Referring now to FIGS. 1 and 7 which illustrate portable sport footwear lacing chair 10 in a use position (FIG. 1) and non-use position (FIG. 7). Referring now to FIG. 7 which shows portable sport footwear lacing chair 10 in a non-use position where chair assembly 20 is collapsed in a compact or folded position. In the non-use configuration, each pair of the plurality of leg members 26 proximal end portions 32 and distal end portions 35 are positioned closer to one another. Moreover, seat portion 23 is located substantially medial to the folded plurality of leg members 26. Additionally, when in a non-use position, ring fasteners 50 will slide along rear supports 43 and 44 to a position closer to the collapsed back rest 46. It should also be appreciated that platform 60 is also sized to be substantially similar in width and height to the chair assembly 20 in a folded position which provides for ease of stowing portable sport footwear lacing chair 10 in a pouch or bag.
Also contemplated is a method for deploying portable sport footwear lacing chair 10 which can be readily configured from a folded position to an unfolded position.
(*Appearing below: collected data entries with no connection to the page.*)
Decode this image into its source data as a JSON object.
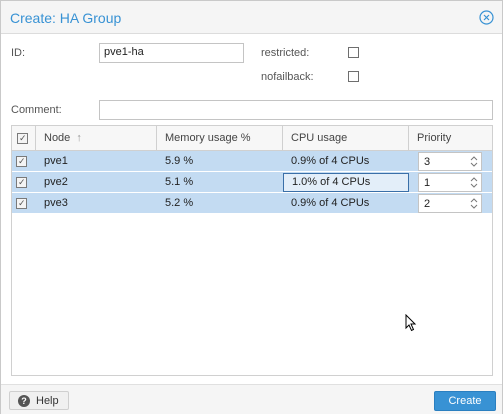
{
  "dialog": {
    "title": "Create: HA Group",
    "close_icon": "close-circle-icon",
    "accent": "#3892d4"
  },
  "form": {
    "id_label": "ID:",
    "id_value": "pve1-ha",
    "restricted_label": "restricted:",
    "restricted_checked": false,
    "nofailback_label": "nofailback:",
    "nofailback_checked": false,
    "comment_label": "Comment:",
    "comment_value": ""
  },
  "grid": {
    "columns": [
      "Node",
      "Memory usage %",
      "CPU usage",
      "Priority"
    ],
    "sort_icon": "sort-ascending-arrow-icon",
    "rows": [
      {
        "node": "pve1",
        "memory": "5.9 %",
        "cpu": "0.9% of 4 CPUs",
        "priority": "3",
        "checked": true
      },
      {
        "node": "pve2",
        "memory": "5.1 %",
        "cpu": "1.0% of 4 CPUs",
        "priority": "1",
        "checked": true
      },
      {
        "node": "pve3",
        "memory": "5.2 %",
        "cpu": "0.9% of 4 CPUs",
        "priority": "2",
        "checked": true
      }
    ],
    "selection_color": "#c3dbf2"
  },
  "footer": {
    "help_label": "Help",
    "help_icon": "question-circle-icon",
    "create_label": "Create"
  }
}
When the portable sport footwear lacing chair 10 is in use, chair assembly 20 is unfolded (FIGS. 1-6) and the leg members are expanded to provide the user with a stable base to prevent rocking and instability when a person sits on seat portion 23. Moreover, platform 60 is positioned in a manner to allow for a player in need of lacing or tying footwear to place their footwear thereon with an orientation the allows a person sitting on seat portion 23 to conveniently tie or lace the player's footwear. As previously discussed footwear such as inline roller skates, ice skates, tennis shoes, volleyball shoes, running shoes, football cleats, baseball cleats, soccer cleats, track spikes, basketball shoes, rugby cleats, field hockey shoes, wrestling shoes, skiing boots, snowboarding boots, roller skates and the like may be placed on platform 60 which allows for the laces of the sporting footwear to be readily accessible to the user sitting on the seat portion 23. When the portable sport footwear lacing chair is no longer needed, the portable sport footwear lacing chair 10 can be easily folded and placed in an equipment bag, such as a hockey bag or a gym bag, or stowed for later use.
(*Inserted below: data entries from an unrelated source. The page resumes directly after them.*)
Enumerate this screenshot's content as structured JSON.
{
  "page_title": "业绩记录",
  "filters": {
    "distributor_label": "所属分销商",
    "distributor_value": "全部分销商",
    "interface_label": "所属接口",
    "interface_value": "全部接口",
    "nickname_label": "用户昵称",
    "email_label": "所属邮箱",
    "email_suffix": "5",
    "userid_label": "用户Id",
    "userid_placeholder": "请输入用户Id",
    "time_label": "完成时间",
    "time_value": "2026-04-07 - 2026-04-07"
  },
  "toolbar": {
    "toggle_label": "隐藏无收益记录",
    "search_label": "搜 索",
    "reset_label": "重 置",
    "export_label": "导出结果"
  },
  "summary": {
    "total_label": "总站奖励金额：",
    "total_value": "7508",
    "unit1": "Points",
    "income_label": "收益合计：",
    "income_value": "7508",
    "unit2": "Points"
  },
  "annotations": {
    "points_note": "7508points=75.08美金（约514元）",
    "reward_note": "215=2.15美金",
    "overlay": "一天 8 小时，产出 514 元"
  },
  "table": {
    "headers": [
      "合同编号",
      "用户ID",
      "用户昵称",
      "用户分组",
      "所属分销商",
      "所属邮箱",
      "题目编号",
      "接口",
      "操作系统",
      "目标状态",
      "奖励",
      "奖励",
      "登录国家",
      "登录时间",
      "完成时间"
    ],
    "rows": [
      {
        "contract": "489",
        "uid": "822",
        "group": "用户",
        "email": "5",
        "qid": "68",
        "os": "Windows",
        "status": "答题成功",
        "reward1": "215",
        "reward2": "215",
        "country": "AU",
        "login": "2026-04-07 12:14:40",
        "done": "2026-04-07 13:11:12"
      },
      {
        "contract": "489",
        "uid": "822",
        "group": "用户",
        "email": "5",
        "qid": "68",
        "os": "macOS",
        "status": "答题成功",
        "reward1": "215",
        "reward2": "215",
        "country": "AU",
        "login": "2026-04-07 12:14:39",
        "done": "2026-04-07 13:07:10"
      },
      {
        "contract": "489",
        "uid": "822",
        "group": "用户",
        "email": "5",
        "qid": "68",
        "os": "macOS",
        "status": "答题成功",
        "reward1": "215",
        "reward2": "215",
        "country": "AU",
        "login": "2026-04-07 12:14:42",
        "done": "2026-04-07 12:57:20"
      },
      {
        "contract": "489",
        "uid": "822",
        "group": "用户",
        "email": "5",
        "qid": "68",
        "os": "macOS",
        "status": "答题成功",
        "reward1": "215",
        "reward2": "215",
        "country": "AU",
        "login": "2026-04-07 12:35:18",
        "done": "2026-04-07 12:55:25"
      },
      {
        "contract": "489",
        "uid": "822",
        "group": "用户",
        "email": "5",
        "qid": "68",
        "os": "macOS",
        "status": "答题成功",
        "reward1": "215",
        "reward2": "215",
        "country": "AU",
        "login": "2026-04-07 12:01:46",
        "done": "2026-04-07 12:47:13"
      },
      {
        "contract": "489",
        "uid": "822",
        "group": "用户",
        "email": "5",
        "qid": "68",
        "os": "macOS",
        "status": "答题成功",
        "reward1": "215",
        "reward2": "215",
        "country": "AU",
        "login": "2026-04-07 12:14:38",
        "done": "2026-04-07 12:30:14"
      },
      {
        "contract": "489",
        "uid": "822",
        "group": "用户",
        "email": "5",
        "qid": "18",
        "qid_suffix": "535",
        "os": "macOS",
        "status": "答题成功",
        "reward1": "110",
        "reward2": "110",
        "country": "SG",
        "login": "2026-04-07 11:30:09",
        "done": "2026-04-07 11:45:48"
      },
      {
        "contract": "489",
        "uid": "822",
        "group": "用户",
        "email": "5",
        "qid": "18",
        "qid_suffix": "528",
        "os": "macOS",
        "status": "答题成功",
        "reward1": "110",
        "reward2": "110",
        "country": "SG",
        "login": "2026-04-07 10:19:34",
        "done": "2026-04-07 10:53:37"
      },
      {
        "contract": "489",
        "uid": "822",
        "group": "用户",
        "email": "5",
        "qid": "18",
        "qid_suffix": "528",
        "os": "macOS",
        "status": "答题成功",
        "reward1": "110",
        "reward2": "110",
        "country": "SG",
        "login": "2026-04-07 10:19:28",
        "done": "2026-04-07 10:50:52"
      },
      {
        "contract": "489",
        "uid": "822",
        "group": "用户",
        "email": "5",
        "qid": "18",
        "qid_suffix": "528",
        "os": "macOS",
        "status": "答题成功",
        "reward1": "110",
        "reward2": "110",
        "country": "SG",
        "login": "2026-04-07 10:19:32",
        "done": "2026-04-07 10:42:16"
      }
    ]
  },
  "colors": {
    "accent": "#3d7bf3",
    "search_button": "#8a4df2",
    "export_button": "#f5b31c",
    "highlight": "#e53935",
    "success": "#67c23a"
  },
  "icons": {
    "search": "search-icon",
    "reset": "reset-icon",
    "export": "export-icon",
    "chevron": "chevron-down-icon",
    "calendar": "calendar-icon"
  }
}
While the invention has been described above in terms of specific embodiments, it is to be understood that the invention is not limited to these disclosed embodiments. Upon reading the teachings of this disclosure many modifications and other embodiments of the invention will come to mind of those skilled in the art to which this invention pertains, and which are intended to be and are covered by both this disclosure and the appended claims. It is indeed intended that the scope of the invention should be determined by proper interpretation and construction of the appended claims and their legal equivalents, as understood by those of skill in the art relying upon the disclosure in this specification and the attached drawings.